KHARTOUM/BRUSSELS – An MSF team working alongside Sudanese staff and volunteers in one hospital in south Khartoum has treated 240 trauma patients in just over a week. Many of them have suffered gunshot wounds or injuries resulting from explosions, consistent with ongoing airstrikes and shelling in the built-up areas of the capital.
Since intense fighting broke out in the Sudanese capital Khartoum on 15 April 2023, and spread rapidly to other parts of the country, hospitals and health facilities have struggled to keep operating. Some have been badly damaged. Others are facing staff shortages after people fled or struggled to move around the city. The Bashair Teaching Hospital in south Khartoum was forced to close completely for a time.
“Doctors and nurses but also young people from the community made a decision to try to restart this hospital after it has closed and staff had left for their own safety. When the surgical team reached south Khartoum, we found a hospital where people are really working as hard as they can and taking risks. We’ve joined them hand-in-hand to try to bring healthcare and life-saving surgical care to the people in this area,” said Will Harper, MSF Emergency Coordinator.
Since the MSF team started working in the hospital on 9 May, more than 240 surgical procedures have been performed, among them around four major procedures a day. Complex and critical cases make up a significant proportion.
“We have seen multiple patients with gunshot wounds and stab wounds who are highly critical and would not survive without surgery,” said MSF Surgeon Shahzid Majeed. “These injuries were to the chest, to the abdomen, to the liver, to the spleen, to the kidney, to the intestine. We’ve also performed vascular reconstructive surgery here, without which the patient would have died or would have lost a limb.”
Making sure that the surgical team and other medical professionals have the right supplies to keep providing life-saving medical care is difficult.
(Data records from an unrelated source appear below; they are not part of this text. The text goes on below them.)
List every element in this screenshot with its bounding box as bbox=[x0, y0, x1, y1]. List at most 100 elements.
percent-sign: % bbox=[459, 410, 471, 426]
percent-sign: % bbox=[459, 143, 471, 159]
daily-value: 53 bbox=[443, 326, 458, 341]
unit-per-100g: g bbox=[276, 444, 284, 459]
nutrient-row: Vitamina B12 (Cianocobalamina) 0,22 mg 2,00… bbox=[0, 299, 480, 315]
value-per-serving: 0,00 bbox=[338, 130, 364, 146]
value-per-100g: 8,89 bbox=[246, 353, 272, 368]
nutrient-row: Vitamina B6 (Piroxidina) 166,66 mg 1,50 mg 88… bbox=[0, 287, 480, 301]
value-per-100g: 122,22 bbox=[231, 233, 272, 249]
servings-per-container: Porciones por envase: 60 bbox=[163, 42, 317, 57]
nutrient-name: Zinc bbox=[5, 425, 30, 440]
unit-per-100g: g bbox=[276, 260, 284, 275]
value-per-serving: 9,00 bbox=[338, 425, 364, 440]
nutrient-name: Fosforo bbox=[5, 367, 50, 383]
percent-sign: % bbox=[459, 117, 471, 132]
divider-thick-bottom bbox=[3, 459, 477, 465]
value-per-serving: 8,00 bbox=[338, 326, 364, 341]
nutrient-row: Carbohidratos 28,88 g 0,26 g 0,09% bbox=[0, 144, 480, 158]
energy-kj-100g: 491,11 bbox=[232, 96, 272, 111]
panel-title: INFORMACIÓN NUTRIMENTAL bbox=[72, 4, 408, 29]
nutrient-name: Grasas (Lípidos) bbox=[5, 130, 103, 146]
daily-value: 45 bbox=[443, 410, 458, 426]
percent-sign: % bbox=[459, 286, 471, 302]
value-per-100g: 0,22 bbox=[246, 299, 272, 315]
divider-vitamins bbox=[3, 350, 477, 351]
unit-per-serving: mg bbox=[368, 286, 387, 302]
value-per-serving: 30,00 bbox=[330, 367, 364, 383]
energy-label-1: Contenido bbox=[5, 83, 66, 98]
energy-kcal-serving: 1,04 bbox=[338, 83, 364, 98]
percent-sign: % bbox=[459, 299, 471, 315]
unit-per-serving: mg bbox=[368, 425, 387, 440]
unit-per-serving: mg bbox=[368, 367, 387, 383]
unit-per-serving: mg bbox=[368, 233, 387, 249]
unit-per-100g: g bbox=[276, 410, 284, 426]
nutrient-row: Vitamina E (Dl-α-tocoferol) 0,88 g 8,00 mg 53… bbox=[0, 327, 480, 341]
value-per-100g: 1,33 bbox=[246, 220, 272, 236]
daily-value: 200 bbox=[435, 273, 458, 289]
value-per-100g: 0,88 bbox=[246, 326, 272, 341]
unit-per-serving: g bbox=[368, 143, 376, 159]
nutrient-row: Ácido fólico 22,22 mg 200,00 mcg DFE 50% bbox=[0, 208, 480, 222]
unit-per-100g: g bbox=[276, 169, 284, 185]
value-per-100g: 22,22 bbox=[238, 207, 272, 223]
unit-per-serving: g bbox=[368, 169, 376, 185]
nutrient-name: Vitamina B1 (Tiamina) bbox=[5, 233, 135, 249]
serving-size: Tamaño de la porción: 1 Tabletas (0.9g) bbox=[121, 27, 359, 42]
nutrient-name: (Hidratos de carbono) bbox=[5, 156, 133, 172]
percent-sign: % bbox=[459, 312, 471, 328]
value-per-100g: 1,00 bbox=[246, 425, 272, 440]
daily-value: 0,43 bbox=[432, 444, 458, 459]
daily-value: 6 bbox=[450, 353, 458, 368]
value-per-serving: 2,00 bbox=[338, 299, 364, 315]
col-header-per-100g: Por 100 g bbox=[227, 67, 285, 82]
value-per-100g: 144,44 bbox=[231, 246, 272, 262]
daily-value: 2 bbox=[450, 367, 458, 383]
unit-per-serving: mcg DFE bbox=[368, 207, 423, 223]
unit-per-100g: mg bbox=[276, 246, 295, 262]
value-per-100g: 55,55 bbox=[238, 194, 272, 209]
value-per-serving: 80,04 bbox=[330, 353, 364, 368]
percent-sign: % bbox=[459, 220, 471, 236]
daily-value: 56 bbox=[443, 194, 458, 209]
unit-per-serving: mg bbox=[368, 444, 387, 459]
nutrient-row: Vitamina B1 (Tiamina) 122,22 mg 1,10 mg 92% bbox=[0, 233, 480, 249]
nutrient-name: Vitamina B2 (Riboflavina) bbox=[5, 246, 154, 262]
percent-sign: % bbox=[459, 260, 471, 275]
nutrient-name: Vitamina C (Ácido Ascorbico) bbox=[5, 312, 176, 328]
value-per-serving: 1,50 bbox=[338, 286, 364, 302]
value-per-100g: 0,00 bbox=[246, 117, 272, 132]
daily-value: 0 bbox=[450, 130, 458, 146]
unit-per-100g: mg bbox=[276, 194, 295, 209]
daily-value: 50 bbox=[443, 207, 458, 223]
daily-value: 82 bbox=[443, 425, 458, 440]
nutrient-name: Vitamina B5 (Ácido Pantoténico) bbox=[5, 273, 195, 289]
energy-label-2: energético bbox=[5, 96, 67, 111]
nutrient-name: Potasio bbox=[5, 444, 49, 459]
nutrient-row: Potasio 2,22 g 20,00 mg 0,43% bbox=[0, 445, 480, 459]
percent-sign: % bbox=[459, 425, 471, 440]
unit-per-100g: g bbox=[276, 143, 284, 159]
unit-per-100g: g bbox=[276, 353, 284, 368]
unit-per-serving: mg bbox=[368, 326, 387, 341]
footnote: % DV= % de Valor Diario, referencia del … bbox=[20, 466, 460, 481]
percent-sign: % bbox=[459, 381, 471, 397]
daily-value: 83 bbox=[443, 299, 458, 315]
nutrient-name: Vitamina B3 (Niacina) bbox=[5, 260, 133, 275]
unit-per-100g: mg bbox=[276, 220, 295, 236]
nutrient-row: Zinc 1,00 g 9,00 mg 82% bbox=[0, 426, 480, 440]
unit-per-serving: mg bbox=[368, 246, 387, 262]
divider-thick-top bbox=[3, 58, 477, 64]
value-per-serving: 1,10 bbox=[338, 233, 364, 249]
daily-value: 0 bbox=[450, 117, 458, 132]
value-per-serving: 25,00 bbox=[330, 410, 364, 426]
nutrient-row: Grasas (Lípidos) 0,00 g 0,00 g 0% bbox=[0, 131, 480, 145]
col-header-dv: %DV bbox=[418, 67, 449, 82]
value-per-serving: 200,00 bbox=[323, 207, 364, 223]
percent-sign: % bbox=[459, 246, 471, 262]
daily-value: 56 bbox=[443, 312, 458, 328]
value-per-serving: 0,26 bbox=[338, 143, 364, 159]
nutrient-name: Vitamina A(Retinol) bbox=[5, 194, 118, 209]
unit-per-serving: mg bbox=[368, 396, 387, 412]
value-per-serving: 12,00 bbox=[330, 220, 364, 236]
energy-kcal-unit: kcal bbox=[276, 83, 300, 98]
MSF and other organisations have been donating medical supplies to hospitals in Khartoum and other areas from stocks already in the country. But delays getting supplies into Sudan and to the areas where they are most needed – both logistical and administrative – are a serious challenge. Fuel to run generators is a major concern, as electricity supply is intermittent at best.
With no end in sight to the conflict, more supplies and more medical staff need to reach areas the areas of greatest need to ensure that people living through and injured as a result of the violence have access to life-saving medical care.
The surgical activities in Khartoum are one of several projects MSF is currently running in Khartoum, North Darfur, West Darfur, Central Darfur, Al-Jazeera, Blue Nile, Al-Gedaref states, including running and supporting hospitals and clinics, running mobile clinics, providing non-food items, and doing water and sanitation activities. MSF is committed to remaining in Sudan and continuing to provide medical and humanitarian assistance to people affected by this crisis.